Plot of experimental versus predicted log Kp with SVM model, generated by OriginPro 7.5 SR1.

The SVM model was further evaluated with the criteria by Golbraikh and Tropsha:22

$$ q_{{{\text{ext}}}}^{{2}} = 1 - \frac{{\sum {\left( {y_{i} - \widetilde{y}_{i} } \right)^{2} } }}{{\sum {\left( {y_{i} - \overline{y}_{{{\text{train}}}} } \right)^{2} } }} = 0.905 > 0.5 $$
(15)
$$ 0.85 < k = \frac{{\sum {y_{i} \widetilde{y}_{i} } }}{{\sum {\widetilde{y}_{i}^{2} } }} = 1.001 < 1.15 $$
(16)
$$ 0.85 < k^{\prime} = \frac{{\sum {y_{i} \widetilde{y}_{i} } }}{{\sum {y_{i}^{2} } }} = 0.985 < 1.15 $$
(17)
$$ R_{0}^{2} = 1 - \frac{{\sum {\left( {\widetilde{y}_{i} - y_{i}^{{r_{0} }} } \right)^{2} } }}{{\sum {\left( {\widetilde{y}_{i} - \overline{{\widetilde{y}}} } \right)^{2} } }} = 0.858 $$
(18)
$$ R_{0}^{\prime 2} = 1 - \frac{{\sum {\left( {y_{i} - \widetilde{y}_{i}^{{r_{0} }} } \right)^{2} } }}{{\sum {\left( {y_{i} - \overline{y} } \right)^{2} } }} = 0.872 $$
(19)
$$ {{\left| {R^{2} - R_{0}^{2} } \right|} \mathord{\left/ {\vphantom {{\left| {R^{2} - R_{0}^{2} } \right|} {R^{2} }}} \right. \kern-\nulldelimiterspace} {R^{2} }} = 0.016 < 0.1; $$
(20)
$$ {{\left| {R^{2} - R_{0}^{\prime 2} } \right|} \mathord{\left/ {\vphantom {{\left| {R^{2} - R_{0}^{\prime 2} } \right|} {R^{2} }}} \right. \kern-\nulldelimiterspace} {R^{2} }} = 0 < 0.1 $$
(21)

where \(q_{ext}^{2}\) is external correlation coefficient; R02 and R0′2 are determination coefficients of the predicted vs. the observed values and of the observed vs. the predicted values, respectively; k and k′ are slopes of regression lines of the predicted vs. the observed values and of the observed values vs. the predicted values; \(\overline{y}_{{{\text{train}}}}\) is the average value of the training set; yi and \(\overline{y}_{i}\) are the observed and the predicted activities, respectively; \(y_{i}^{{r_{0} }} = k\widetilde{y}_{i}\) and \(\widetilde{y}_{i}^{{r_{0} }} = k^{\prime}y_{i}\). Obviously, our SVM model satisfied the validation criteria22,23.

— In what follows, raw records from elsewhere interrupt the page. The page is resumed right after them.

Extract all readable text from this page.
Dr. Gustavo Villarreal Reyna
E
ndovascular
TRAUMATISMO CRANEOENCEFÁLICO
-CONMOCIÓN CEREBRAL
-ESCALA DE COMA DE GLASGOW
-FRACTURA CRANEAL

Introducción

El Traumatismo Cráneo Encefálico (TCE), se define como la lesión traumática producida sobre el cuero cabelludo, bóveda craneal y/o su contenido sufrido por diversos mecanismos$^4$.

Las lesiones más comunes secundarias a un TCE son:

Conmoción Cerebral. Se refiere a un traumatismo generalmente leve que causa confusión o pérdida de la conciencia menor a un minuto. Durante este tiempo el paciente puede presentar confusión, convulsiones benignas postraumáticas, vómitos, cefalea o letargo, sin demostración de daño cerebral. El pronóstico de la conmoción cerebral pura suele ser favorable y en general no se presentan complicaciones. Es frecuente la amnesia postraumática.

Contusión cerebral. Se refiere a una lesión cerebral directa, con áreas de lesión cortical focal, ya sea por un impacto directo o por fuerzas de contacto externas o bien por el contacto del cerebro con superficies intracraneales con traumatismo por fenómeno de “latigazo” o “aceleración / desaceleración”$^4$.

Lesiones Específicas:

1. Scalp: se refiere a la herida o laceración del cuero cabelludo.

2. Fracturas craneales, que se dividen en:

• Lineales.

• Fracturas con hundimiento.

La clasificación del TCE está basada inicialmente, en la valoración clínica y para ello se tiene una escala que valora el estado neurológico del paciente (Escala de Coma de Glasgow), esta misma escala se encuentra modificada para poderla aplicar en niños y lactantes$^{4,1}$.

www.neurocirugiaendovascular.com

The coefficient of determination R2 (= 0.946) in this study is higher than the R2 of 0.907, 0.8158, 0.7609, 0.93610, 0.7011, 0.85812, and 0.9313. In addition, the rms errors of the training set, test set and total set from the ANFIS model of Khajeh and Modarress that dealt with the 283 samples were 0.318, 0.308, and 0.316 respectively14, which were greater than the rms errors ( 0.253, 0.302, and 0.270, respectively) from our SVM model. Compared with results of other models reported in the literature9,10,11,12,13,14, our SVM model shows better statistical performance in a model that deals with more samples in the test set.

Conclusions

A three-descriptor SVM model with SVM parameters C of 7.2906 and γ of 1.7200 was successfully built for the skin permeability log Kp of a sufficiently large data set consisting of 274 compounds, by means of a genetic algorithm. The SVM model possesses rms errors of 0.253 for the training set (139 compounds), 0.302 for the test set (135 compounds), and 0.270 for the total set (274 compounds). Our SVM model shows better statistical performance in a model that deals with more samples in the test set, compared with other QSARs of the skin permeability of log Kp reported in the literature. There were non-linear relationships between the skin permeability log Kp and molecular descriptors used. It was reasonable applying a SVM algorithm to develop a nonlinear QSAR model for skin permeability.